The report was released on Monday and while it did indeed find no evidence that Armstrong had paid for the Vrijman report, an inquiry into claims that he had used EPO during the 1999 Tour de France, it said that Verbruggen and Armstrong’s own lawyers essentially shaped what had been claimed by the UCI to be a fully independent and unbiased analysis.
It also said that Verbruggen and others were more concerned with managing the image of cycling rather than seriously knuckling down and tackling the problem of doping.
However the Dutchman appeared to shrug off such conclusions.
“Where the report becomes more subjective, however, it also becomes more contradictory. The CIRC’s main criticism in its analysis of the UCI’s anti-doping policy is that the “policies put in place to combat doping during my presidency were inadequate”. That is a rather cheap shot from people who today have the benefit of 25 years of hindsight,” he wrote.
“The CIRC omits to mention that I took over the UCI presidency in November 1991, when the UCI was virtually non-existent and had no financial means whatsoever.
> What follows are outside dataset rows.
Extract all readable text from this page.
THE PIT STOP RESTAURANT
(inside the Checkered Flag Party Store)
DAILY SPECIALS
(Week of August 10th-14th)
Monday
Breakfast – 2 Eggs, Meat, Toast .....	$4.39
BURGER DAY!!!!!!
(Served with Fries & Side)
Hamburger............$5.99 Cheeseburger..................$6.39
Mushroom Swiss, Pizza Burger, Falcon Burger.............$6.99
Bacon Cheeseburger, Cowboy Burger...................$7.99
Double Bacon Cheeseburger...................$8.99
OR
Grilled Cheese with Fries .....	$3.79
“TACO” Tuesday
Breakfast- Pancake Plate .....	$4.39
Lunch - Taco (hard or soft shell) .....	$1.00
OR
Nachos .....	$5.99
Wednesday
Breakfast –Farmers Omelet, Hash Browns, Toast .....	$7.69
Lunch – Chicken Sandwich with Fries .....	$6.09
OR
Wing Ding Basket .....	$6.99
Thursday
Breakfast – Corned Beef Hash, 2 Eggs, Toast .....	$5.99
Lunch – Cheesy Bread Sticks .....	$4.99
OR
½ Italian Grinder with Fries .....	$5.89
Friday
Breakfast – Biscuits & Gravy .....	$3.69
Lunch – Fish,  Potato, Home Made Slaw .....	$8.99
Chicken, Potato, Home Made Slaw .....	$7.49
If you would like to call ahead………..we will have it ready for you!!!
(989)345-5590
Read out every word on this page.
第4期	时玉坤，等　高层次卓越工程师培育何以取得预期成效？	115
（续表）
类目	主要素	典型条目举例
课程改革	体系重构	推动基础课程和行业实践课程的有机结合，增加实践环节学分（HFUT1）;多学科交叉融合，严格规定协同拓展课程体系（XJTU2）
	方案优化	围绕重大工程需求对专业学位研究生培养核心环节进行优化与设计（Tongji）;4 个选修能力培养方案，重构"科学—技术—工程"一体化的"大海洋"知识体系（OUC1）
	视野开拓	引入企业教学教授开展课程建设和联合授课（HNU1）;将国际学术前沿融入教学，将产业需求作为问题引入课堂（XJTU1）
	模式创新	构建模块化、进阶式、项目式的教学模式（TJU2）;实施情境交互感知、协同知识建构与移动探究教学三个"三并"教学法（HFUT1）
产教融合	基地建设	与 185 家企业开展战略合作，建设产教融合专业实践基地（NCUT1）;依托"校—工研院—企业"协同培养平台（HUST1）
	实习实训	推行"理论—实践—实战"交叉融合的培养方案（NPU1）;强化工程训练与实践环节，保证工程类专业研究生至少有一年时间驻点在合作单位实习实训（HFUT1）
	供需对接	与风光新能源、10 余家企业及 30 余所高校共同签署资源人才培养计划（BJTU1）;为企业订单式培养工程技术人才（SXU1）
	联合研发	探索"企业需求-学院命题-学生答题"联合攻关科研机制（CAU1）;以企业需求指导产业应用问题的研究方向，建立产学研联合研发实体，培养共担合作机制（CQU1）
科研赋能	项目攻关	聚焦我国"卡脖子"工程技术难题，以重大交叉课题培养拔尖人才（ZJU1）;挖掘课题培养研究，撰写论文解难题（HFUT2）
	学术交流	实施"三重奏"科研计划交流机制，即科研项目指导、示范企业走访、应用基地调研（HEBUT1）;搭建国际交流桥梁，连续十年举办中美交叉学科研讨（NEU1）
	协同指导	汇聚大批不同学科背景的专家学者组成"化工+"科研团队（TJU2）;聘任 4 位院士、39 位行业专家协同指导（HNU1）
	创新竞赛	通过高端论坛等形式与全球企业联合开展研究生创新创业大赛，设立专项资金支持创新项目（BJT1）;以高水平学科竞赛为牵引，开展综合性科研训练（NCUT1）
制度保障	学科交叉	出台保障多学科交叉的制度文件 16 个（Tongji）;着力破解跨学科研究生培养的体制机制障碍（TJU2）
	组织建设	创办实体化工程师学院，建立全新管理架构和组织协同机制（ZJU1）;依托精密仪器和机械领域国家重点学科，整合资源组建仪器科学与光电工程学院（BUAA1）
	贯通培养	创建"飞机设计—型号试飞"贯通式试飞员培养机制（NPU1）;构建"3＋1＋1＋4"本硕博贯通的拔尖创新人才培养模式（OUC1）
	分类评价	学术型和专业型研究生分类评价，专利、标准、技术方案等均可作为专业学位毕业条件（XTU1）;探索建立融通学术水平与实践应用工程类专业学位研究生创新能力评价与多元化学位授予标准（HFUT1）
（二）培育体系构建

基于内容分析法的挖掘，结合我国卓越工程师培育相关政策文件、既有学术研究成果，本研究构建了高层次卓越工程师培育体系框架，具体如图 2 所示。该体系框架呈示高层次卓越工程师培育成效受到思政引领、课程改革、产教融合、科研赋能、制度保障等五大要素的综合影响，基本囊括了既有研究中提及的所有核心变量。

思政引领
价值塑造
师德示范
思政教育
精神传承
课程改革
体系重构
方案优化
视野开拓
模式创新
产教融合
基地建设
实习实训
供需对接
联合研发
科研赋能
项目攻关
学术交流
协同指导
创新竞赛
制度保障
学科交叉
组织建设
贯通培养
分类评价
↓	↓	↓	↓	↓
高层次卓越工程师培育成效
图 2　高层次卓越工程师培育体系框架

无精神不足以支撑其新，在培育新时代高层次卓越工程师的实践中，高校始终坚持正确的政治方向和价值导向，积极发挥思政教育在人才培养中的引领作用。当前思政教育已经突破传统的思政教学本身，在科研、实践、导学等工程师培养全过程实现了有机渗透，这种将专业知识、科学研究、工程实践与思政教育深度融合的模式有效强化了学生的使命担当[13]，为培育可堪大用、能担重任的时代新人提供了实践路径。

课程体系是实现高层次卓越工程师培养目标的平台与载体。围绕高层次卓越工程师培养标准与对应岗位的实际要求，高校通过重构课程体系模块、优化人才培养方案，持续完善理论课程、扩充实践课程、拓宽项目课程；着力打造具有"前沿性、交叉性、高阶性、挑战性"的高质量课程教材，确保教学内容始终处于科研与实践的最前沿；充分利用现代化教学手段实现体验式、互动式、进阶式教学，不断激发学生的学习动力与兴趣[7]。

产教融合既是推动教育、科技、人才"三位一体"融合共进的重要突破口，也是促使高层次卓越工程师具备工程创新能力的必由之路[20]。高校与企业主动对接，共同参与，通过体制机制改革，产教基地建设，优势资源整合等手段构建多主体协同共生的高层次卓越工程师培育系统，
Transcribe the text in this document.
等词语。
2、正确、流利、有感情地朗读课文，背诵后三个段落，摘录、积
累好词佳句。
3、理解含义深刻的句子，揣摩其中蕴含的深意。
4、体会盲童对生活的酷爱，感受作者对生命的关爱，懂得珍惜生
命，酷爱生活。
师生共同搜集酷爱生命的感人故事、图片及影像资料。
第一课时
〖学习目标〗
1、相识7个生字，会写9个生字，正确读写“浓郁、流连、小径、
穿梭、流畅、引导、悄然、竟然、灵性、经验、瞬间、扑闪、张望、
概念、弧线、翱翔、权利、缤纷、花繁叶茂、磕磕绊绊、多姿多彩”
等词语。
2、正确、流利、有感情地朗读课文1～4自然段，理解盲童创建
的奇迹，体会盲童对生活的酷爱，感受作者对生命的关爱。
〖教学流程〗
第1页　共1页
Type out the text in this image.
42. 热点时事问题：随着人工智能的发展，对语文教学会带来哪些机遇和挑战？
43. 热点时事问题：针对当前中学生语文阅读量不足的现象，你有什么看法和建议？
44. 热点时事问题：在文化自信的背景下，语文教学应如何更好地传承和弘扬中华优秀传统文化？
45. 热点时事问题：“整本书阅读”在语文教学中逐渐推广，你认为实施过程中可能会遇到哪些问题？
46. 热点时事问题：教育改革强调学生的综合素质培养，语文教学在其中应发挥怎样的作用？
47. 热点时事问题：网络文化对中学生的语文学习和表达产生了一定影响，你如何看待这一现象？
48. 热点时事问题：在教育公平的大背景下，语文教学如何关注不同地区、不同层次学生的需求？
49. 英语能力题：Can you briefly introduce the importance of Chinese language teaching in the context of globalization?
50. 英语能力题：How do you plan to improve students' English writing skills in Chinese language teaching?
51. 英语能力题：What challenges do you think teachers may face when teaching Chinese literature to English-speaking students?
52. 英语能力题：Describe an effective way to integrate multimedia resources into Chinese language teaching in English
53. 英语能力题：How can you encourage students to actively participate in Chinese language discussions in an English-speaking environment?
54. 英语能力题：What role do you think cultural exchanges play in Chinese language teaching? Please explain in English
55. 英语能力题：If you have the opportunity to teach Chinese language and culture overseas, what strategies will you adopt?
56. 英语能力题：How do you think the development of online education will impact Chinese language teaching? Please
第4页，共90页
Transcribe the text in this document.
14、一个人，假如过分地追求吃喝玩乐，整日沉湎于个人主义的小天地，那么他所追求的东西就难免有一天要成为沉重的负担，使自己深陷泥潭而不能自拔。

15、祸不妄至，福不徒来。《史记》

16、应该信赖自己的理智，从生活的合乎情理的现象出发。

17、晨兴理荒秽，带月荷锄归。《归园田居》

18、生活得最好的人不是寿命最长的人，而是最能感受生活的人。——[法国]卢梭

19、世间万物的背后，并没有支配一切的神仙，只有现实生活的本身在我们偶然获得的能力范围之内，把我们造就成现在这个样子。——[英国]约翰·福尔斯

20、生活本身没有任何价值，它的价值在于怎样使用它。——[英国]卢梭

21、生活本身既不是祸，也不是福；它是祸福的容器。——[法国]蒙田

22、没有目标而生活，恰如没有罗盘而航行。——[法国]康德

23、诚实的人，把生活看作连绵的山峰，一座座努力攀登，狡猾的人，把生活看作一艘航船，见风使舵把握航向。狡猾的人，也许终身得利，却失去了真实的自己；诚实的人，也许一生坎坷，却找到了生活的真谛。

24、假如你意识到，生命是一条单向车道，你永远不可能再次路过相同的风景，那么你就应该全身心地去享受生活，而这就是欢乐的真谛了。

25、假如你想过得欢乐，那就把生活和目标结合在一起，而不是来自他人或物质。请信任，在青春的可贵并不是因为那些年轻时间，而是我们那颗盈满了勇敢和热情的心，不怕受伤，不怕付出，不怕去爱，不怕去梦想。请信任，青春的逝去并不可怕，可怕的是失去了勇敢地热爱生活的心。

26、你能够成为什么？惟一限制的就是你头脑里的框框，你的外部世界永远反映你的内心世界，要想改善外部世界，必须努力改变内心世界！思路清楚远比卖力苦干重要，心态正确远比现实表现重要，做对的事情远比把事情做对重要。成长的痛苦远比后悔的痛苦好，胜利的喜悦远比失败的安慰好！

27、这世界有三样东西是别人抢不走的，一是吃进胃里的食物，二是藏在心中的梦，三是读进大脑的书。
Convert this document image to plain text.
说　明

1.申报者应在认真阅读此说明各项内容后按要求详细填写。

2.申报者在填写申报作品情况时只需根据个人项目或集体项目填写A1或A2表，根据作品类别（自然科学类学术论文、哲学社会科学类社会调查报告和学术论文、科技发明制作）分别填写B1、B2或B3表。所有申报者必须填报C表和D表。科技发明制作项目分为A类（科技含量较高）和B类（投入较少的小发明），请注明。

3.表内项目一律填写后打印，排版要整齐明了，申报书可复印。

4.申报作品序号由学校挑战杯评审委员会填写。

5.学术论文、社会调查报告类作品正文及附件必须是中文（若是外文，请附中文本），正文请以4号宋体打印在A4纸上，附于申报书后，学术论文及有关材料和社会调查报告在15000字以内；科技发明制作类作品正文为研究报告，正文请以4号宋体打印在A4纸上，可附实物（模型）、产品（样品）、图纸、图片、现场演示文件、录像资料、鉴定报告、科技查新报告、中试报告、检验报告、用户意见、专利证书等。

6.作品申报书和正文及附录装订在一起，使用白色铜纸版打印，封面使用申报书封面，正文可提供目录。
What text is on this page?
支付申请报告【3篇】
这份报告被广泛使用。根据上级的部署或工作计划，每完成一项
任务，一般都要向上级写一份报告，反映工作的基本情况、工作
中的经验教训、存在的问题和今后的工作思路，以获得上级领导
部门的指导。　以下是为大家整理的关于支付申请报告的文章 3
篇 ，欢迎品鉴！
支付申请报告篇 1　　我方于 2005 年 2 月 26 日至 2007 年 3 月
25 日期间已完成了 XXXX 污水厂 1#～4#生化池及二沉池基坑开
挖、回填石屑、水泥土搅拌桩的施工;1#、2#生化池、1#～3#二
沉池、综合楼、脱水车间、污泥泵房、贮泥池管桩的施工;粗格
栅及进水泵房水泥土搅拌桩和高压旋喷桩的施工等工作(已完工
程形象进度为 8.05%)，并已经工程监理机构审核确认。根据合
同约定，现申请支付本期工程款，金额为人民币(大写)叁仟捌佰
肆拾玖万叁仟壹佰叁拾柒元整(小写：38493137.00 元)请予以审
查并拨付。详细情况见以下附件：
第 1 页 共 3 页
This meant the whole federation had to be started from scratch, including its anti-doping activities. As a result, the necessary professionalization of the UCI’s anti-doping work could only be started as of 1992 – and we had to work with the technology that existed at the time.
“For the CIRC to pronounce judgment concerning the “adequacy” or otherwise of the start of our battle against doping, without taking these prevailing circumstances into account, is, I believe, unfair.”
He insisted that little more could have been done at the time due to financial and staff constraints.
Rather than addressing the numerous points made where CIRC outlined where the UCI was too close to Armstrong, including the approval of a backdated medical prescription which enabled him to sidestep a doping positive in the 1999 Tour, Verbruggen chose to fault others.
“The CIRC, in saying that I was too close to Armstrong when there was strong reasons to suspect him of doping and that “UCI failed to target test him despite the suspicions”, is being rather blinkered and one-sided in its condemnation. It pointedly fails to mention that WADA only tested Armstrong three times in ten years and that USADA performed far worse than the UCI in its testing of Armstrong. This was all information that the CIRC had in its possession.
“In this respect, I am grateful that the CIRC report vindicates what I have said from the very beginning: “the CIRC is not suggesting that UCI leadership knowingly or deliberately allowed doping and high-profile dopers to continue within the sport knowing or suspecting them still to be doping.” This was one of the main allegations against me and the UCI.”
As for criticism of the way he ran the federation, he said that those who made such claims were not representative. “The CIRC’s description of my presidency as ‘autocratic without appropriate checks and balances’ is a caricature based on the opinions of five people who, for a variety of reasons, had personal grudges against me.
“I would gladly have provided the CIRC with a list of 50 to 100 people who have worked with me as President of their Boards, Commissions, etc. and who would definitely not recognize the extremely one-sided picture that has been painted of me.”